Las rectas son interminables y ese olor que provoca náuseas, mezcla de diesel viejo y basura quemándose en las calles, se ha vuelto una constante.

Ni siquiera en Benin, en principio más rico y desarrollado, cambia nada en ese aspecto.

Tengo por delante Nigeria a solo 25 kms y Camerún, el cual me estaba planteando cruzar lo más rápido posible debido a la inseguridad acuciante (5 ataques con bomba esta semana en Nigeria y Obama que decide enviar 300 soldados a Camerún por Boko Haram, presente en los dos países).
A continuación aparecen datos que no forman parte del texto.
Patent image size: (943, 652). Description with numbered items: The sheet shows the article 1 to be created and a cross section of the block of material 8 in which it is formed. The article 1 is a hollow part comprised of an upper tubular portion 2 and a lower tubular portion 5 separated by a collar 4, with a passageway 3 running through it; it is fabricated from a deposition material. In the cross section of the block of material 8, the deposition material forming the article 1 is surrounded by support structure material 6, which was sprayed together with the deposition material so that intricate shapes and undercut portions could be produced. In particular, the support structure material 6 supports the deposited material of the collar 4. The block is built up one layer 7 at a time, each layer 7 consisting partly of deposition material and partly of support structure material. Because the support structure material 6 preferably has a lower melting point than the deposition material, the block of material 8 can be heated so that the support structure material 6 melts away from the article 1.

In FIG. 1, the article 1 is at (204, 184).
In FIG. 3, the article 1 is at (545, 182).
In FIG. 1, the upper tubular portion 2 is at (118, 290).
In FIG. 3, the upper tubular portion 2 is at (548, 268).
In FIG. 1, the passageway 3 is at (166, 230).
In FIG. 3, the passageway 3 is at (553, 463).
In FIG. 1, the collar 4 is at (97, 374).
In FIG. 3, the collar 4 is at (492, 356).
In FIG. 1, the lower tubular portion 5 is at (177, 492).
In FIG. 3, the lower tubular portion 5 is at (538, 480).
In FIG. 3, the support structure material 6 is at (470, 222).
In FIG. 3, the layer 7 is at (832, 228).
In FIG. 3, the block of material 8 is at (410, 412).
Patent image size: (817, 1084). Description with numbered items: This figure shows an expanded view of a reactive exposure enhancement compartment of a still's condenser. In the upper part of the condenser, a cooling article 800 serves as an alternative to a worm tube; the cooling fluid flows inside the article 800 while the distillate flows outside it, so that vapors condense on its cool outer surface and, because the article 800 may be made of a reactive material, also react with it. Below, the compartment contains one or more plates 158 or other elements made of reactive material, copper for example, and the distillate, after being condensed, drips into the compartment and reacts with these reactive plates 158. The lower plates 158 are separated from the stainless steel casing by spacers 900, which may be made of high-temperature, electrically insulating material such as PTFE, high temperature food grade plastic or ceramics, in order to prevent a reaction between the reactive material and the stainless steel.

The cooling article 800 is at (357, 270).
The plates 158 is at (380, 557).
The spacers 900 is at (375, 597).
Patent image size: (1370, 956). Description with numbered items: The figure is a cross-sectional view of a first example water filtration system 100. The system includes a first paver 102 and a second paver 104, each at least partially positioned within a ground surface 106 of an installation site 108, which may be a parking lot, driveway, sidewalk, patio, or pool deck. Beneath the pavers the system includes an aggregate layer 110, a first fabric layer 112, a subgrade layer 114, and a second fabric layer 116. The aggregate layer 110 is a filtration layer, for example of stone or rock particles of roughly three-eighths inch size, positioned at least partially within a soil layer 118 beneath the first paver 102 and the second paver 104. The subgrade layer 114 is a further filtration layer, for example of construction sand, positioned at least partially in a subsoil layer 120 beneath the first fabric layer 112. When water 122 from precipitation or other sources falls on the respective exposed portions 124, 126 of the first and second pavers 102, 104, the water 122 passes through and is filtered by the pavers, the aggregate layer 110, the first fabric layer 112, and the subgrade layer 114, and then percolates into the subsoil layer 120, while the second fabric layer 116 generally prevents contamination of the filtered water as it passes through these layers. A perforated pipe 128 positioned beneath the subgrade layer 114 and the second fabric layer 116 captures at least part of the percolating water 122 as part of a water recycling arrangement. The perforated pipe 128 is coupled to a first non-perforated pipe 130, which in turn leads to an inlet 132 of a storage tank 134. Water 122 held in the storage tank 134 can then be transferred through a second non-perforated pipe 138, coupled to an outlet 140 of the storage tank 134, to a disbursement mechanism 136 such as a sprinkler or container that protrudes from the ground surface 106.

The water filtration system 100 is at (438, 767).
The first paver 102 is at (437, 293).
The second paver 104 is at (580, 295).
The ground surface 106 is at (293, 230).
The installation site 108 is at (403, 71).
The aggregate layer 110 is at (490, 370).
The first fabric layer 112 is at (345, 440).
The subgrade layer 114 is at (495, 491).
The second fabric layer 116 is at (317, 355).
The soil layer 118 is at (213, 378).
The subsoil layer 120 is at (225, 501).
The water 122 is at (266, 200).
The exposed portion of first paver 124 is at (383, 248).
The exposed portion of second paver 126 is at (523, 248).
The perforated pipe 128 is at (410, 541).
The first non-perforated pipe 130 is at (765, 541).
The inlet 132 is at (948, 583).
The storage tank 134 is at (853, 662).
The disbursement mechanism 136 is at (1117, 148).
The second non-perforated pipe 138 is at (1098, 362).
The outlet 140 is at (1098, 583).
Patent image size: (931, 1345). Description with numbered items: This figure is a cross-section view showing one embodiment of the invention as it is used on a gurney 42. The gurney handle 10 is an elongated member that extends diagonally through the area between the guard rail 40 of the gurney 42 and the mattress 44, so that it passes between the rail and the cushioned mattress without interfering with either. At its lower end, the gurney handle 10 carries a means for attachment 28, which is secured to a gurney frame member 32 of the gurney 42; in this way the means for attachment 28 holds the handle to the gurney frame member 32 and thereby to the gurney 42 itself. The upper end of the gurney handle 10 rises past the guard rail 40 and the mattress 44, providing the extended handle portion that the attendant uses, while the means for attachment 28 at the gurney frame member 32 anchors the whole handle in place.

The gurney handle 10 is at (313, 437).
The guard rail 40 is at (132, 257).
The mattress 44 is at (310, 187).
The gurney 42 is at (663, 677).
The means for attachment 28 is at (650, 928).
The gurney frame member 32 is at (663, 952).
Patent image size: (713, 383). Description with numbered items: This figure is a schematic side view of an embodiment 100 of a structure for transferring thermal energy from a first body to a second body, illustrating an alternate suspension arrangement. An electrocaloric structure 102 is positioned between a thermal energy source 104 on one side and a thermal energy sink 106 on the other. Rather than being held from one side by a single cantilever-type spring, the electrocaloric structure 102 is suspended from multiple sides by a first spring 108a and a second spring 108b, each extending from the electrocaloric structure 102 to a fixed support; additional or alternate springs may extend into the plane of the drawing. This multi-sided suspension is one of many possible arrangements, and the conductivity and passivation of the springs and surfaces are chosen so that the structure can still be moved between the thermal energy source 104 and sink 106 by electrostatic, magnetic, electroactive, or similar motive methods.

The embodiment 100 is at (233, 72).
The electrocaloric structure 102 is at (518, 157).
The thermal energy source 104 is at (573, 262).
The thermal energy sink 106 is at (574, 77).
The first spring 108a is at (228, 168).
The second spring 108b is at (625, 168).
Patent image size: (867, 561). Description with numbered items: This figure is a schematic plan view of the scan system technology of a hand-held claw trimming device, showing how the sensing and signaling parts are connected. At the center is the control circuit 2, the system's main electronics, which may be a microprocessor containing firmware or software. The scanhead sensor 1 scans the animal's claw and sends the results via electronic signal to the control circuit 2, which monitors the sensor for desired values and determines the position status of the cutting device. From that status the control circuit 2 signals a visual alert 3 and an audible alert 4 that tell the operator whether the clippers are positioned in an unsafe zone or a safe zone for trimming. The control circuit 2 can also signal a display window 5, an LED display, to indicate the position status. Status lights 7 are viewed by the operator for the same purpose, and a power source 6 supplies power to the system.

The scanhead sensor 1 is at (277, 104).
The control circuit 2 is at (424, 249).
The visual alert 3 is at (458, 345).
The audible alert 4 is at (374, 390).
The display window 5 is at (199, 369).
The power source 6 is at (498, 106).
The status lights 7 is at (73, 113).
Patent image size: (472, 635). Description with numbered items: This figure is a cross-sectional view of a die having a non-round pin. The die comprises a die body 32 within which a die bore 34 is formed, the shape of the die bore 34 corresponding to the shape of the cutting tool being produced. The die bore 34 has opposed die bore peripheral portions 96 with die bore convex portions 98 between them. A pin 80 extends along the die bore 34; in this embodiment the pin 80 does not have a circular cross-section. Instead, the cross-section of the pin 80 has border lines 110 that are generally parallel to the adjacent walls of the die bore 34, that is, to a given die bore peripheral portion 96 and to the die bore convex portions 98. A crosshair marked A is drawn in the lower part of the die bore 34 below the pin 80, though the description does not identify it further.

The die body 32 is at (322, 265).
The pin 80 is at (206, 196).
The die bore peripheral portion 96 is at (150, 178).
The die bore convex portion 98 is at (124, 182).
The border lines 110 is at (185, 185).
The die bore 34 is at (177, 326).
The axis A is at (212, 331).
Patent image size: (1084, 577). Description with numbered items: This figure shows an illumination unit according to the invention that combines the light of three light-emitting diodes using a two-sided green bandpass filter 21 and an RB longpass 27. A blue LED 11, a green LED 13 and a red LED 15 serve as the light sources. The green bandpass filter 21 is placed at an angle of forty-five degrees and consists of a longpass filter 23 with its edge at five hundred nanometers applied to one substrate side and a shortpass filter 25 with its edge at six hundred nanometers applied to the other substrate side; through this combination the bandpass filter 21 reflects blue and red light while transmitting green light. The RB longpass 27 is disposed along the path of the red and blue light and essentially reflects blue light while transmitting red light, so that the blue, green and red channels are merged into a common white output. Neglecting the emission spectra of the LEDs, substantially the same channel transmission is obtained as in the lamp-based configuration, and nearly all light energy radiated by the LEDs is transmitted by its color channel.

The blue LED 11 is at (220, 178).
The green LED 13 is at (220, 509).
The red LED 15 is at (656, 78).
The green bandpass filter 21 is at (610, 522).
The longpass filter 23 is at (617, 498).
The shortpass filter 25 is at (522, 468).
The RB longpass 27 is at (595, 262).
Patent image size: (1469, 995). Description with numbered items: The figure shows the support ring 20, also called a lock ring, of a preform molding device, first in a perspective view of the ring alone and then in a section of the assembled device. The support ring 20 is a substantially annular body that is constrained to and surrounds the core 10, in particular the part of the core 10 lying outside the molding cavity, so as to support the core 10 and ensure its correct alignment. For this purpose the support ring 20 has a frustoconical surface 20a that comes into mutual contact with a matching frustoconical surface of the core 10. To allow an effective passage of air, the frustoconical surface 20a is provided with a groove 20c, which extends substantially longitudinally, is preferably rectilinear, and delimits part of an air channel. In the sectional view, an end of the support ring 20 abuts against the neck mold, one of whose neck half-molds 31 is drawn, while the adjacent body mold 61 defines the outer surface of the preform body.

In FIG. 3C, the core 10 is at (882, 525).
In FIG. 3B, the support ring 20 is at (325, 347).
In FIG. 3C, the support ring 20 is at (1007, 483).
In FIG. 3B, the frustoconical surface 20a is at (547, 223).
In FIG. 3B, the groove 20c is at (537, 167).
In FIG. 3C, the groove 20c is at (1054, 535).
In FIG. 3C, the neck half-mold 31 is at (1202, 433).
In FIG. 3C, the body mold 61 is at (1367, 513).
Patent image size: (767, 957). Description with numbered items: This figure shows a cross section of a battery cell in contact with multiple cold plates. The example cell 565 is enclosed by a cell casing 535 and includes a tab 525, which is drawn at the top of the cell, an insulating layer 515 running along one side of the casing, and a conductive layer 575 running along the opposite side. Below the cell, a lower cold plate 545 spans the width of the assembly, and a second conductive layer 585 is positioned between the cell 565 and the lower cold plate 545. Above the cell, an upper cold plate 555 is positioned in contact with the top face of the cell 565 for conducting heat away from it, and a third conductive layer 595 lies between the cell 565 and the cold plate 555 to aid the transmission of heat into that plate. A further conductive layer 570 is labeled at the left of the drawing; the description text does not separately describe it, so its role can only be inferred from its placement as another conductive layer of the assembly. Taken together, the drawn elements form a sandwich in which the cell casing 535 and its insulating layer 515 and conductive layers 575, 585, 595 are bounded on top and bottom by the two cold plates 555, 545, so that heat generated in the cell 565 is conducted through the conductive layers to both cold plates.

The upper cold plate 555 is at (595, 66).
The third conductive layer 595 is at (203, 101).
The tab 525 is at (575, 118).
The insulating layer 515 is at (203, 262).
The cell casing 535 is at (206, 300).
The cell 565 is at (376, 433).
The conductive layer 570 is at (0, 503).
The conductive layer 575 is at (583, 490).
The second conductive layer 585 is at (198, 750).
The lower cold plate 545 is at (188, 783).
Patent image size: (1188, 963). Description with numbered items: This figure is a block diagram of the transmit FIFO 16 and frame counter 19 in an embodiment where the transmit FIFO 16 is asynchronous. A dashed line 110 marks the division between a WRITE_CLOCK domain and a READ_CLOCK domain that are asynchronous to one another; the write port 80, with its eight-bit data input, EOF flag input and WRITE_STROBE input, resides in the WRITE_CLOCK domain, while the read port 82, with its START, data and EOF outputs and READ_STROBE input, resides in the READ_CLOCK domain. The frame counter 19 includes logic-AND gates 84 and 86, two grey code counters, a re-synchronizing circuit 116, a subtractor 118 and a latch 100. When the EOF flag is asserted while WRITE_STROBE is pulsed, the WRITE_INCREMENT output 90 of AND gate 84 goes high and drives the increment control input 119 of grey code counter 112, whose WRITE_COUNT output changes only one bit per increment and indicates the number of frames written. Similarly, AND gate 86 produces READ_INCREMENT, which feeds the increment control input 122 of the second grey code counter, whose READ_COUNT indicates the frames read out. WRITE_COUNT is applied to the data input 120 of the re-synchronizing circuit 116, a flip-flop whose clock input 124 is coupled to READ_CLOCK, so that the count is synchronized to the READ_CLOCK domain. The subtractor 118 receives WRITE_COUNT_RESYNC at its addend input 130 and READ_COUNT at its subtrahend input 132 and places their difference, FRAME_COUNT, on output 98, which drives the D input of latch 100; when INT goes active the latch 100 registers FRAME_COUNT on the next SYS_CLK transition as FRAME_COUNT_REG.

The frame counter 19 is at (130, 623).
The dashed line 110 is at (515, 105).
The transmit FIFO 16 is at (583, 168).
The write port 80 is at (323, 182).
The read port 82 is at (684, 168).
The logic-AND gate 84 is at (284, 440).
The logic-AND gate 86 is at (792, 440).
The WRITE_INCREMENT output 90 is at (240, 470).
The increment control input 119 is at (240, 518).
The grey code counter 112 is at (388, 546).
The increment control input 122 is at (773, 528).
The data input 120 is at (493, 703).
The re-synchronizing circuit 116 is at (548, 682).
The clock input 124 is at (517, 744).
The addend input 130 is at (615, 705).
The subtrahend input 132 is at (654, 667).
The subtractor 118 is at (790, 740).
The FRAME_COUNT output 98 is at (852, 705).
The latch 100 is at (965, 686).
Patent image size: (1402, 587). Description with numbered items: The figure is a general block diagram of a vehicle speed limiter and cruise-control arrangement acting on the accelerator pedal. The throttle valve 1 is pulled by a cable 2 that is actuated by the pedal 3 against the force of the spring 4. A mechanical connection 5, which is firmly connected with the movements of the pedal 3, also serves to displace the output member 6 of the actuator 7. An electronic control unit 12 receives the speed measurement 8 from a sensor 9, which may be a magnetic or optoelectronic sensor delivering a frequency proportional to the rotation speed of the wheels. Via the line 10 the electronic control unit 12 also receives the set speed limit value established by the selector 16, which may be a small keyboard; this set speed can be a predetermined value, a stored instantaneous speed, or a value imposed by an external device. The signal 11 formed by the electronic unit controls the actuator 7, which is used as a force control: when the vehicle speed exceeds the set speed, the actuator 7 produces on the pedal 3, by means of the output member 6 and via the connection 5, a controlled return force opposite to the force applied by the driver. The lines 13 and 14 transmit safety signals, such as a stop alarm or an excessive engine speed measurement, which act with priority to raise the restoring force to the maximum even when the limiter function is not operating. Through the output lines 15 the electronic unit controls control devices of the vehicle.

Hace días que ni escribo nada y he perdido la motivación, ojalá pudiera decir lo mismo de la diarrea, que ya prácticamente he aprendido a convivir con ella.

Me he encontrado cruzando los países sin sentido aparente y, lo más importante, sin disfrutar.

Todo ello me lleva a decidir abandonar por esta vez.

Si no disfruto ésto no tiene sentido y tengo muchas mejores cosas que hacer en La Rioja.

Me llevará 5 días de indagaciones y pequeños sobornos encontrar un barco para la moto y solventar mil problemas burocráticos de cara a aduanas para su exportación.

Definitivamente Africa no es un país donde quieras tener ni un pequeño problema sin tener unos cuantos euros para soltar por aquí o por allá.

Todos estos papeleos y mareos son la gota que colma el vaso y ya no tengo ni la menor duda de que quiero dejar este continente cuanto antes.

Volveré a nuestra querida España valorando muchísimo más el estado del bienestar que conseguimos crear allí.